Tuesday, February 3, 2009

Asteroid Sample Return Missions

The Near Earth Asteroid Eros from the NEAR spacecraft.

Along with the selection of the next outer planets Flagship mission, a reoccurring theme of this blog has been candidate missions for the next New Frontiers ($650M not including launcher) mission. (For a list of candidate targets see the poll at the top of the right column.) This entry will deal with the asteroid sample return mission. The science community laid out the case for an asteroid sample return (click here to download the original report; these paragraphs are copied from the text on p. 38 and following):

The primary motivations for an asteroid sample return mission is the desire to both acquire samples with known geologic context and to return materials that are either unlikely to survive passage to Earth (e.g., friable, volatile-rich material) or would be compromised by terrestrial contamination upon their fall (e.g., extraterrestrial organics)...

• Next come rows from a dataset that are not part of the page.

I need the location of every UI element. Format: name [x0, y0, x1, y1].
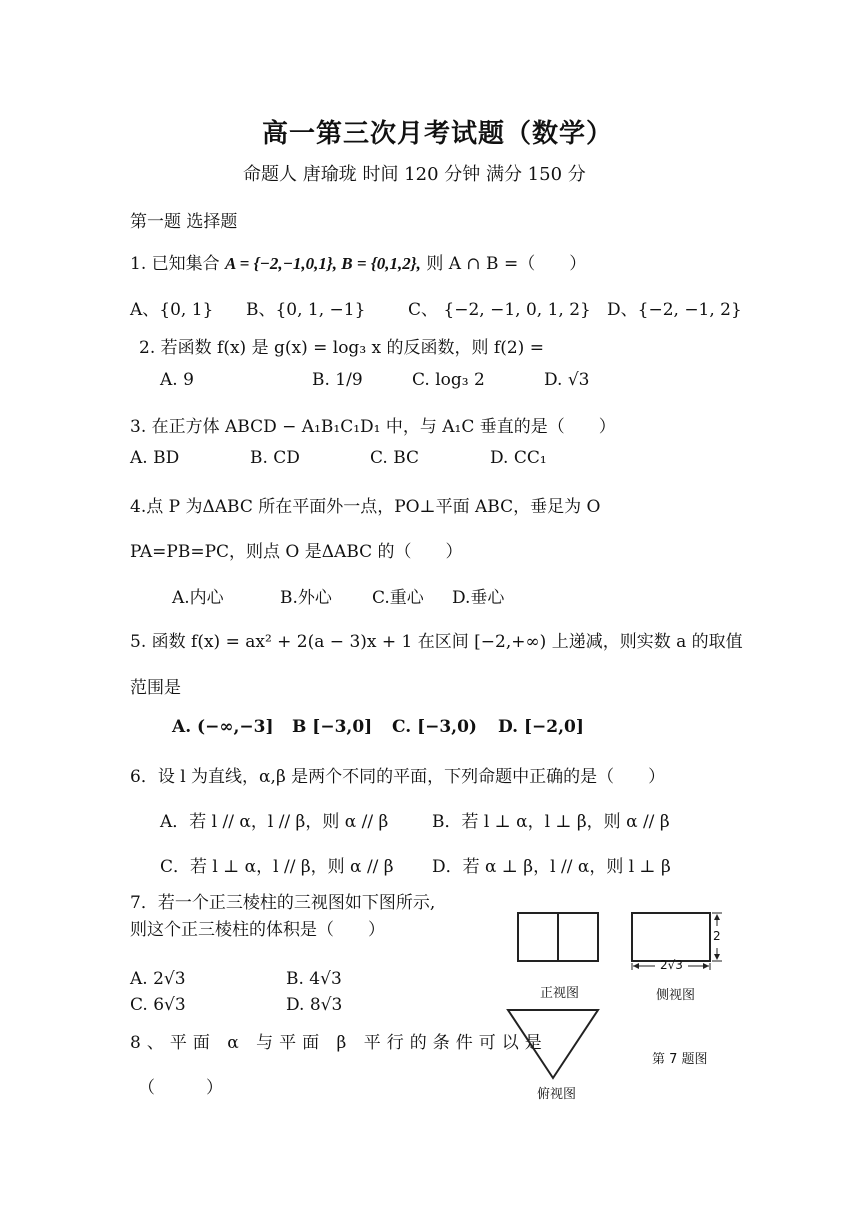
exam-meta: 命题人 唐瑜珑 时间 120 分钟 满分 150 分 — [243, 164, 586, 185]
q6-option-a: A．若 l // α，l // β，则 α // β — [160, 812, 389, 832]
q3-option-a: A. BD — [130, 448, 180, 468]
q6-option-d: D．若 α ⊥ β，l // α，则 l ⊥ β — [432, 857, 671, 877]
question-7-line1: 7．若一个正三棱柱的三视图如下图所示, — [130, 893, 436, 913]
q4-option-c: C.重心 — [372, 588, 424, 608]
q1-sets: A = {−2,−1,0,1}, B = {0,1,2}, — [225, 254, 421, 273]
q7-option-c: C. 6√3 — [130, 995, 186, 1015]
question-8-line1: 8、平面 α 与平面 β 平行的条件可以是 — [130, 1033, 548, 1053]
dimension-width: 2√3 — [660, 958, 683, 972]
q2-option-c: C. log₃ 2 — [412, 370, 485, 390]
front-view-label: 正视图 — [540, 986, 580, 1001]
q4-option-a: A.内心 — [172, 588, 224, 608]
question-1 — [130, 249, 586, 274]
question-6: 6．设 l 为直线，α,β 是两个不同的平面，下列命题中正确的是（ ） — [130, 767, 666, 787]
figure-caption: 第 7 题图 — [652, 1052, 708, 1067]
q5-option-d: D. [−2,0] — [498, 717, 584, 737]
q2-option-a: A. 9 — [160, 370, 194, 390]
q7-option-a: A. 2√3 — [130, 969, 186, 989]
q5-option-b: B [−3,0] — [292, 717, 373, 737]
question-4-line1: 4.点 P 为ΔABC 所在平面外一点，PO⊥平面 ABC，垂足为 O — [130, 497, 601, 517]
question-4-line2: PA=PB=PC，则点 O 是ΔABC 的（ ） — [130, 542, 463, 562]
q3-option-c: C. BC — [370, 448, 420, 468]
dimension-height: 2 — [713, 929, 721, 943]
front-view — [518, 913, 598, 961]
q3-option-b: B. CD — [250, 448, 300, 468]
q1-option-c: C、 {−2, −1, 0, 1, 2} — [408, 300, 591, 320]
q1-option-a: A、{0, 1} — [130, 300, 214, 320]
q1-option-d: D、{−2, −1, 2} — [607, 300, 742, 320]
q2-option-d: D. √3 — [544, 370, 590, 390]
q1-ask: 则 A ∩ B =（ ） — [426, 254, 587, 274]
q2-option-b: B. 1/9 — [312, 370, 363, 390]
q5-option-c: C. [−3,0) — [392, 717, 477, 737]
q7-option-d: D. 8√3 — [286, 995, 343, 1015]
exam-title: 高一第三次月考试题（数学） — [262, 119, 614, 149]
question-8-line2: （ ） — [138, 1078, 223, 1098]
section-heading: 第一题 选择题 — [130, 212, 238, 232]
q6-option-b: B．若 l ⊥ α，l ⊥ β，则 α // β — [432, 812, 670, 832]
question-2: 2. 若函数 f(x) 是 g(x) = log₃ x 的反函数，则 f(2) = — [139, 338, 544, 358]
question-3: 3. 在正方体 ABCD − A₁B₁C₁D₁ 中，与 A₁C 垂直的是（ ） — [130, 417, 616, 437]
question-5-line2: 范围是 — [130, 678, 181, 698]
q5-option-a: A. (−∞,−3] — [172, 717, 274, 737]
q4-option-b: B.外心 — [280, 588, 332, 608]
top-view-label: 俯视图 — [537, 1087, 577, 1102]
q4-option-d: D.垂心 — [452, 588, 505, 608]
q1-stem: 1. 已知集合 — [130, 254, 220, 274]
side-view-label: 侧视图 — [656, 988, 696, 1003]
question-5-line1: 5. 函数 f(x) = ax² + 2(a − 3)x + 1 在区间 [−2,+∞) 上递减，则实数 a 的取值 — [130, 632, 743, 652]
q3-option-d: D. CC₁ — [490, 448, 547, 468]
q6-option-c: C．若 l ⊥ α，l // β，则 α // β — [160, 857, 394, 877]
q7-option-b: B. 4√3 — [286, 969, 342, 989]
q1-option-b: B、{0, 1, −1} — [246, 300, 366, 320]
question-7-line2: 则这个正三棱柱的体积是（ ） — [130, 920, 385, 940]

In the past several years a number of developments have strengthened the case for asteroid sample return. The most important of these is the complete analyses of the data on 433 Eros (Figure 2.8) returned from the NEAR mission and the successful encounter of the Japanese Hayabusa spacecraft with asteroid Itokawa. These encounters demonstrated the diversity of asteroids and their complexity both internally and on the surface. The recognition of the diversity of organics in meteorite samples has prompted a re-evaluation of the astrobiological importance of asteroids.48 A sample return from an organic-rich asteroid may offer insights into the distribution of biogenic compounds and allow an evaluation of whether the delivery of precursor exogenous materials might have contributed to the origin of life...

The decadal survey emphasized the value of a return to asteroid 433 Eros, which has already been the subject of global characterization during the Near Earth Asteroid Rendezvous (NEAR) mission that ended in early 2001. The NEAR mission emphasized the complexity of asteroidal regolith and the need to understand surface processes if remotely sensed spectra of asteroids are to be interpreted.

The committee recommends that although the Asteroid Rover/Sample Return mission should be included as a candidate mission for the New Frontiers Program, the mission objectives should be changed to reflect new scientific information acquired since the decadal survey. Specifically, the unique scientific value of organic-rich targets may elevate them for consideration when compared to the type of asteroid visited by the NEAR mission emphasized by the decadal survey. Such a mission should have the following science objectives, which are not prioritized:

- Map the surface texture, spectral properties (e.g., color, albedo), and geochemistry of the surface of an asteroid at sufficient spatial resolution to resolve geologic features (e.g., craters, fractures, lithologic units) necessary to decipher the geologic history of the asteroid and provide context for returned samples.

- Document the regolith at the sampling site in situ with emphasis on, e.g., lateral and vertical textural, mineralogical, and geochemical heterogeneity at scales down to the submillimeter.

- Return a sample to Earth in an amount sufficient for molecular (or organic) and mineralogical analyses, including documentation of possible sources of contamination throughout the collection, return, and curation phases of the mission.

Conceptual asteroid sample return craft. The large circular object is the solar array. The small disk is the antenna.

What isn't clear from the report is whether near Earth asteroids are likely to have significant organic content. (I have no idea one way or another.) It may be that to acquire pristine organic samples that a sample return from a main belt asteroid would be needed. (If any of the readers of this blog know, please leave a comment.)

At the recent Small Bodies Assessment Group (SBAG), a NASA advisory board, advances in electric propulsion were presented. The presentation included a short summary of a possible mission to return sample from two near Earth asteroids. The key slides are reproduced below. (Click on the image for larger versions or go here for the original presentation.) It appears from the presentation that this class of mission could fit into the New Frontiers budget. There's no data on whether or not a main belt asteroid sample return would, but (editorial comment) I have my doubts. The main belt is further away and the temptation to sample a larger asteroid with a bigger gravity field may bump that mission out of the New Frontiers class.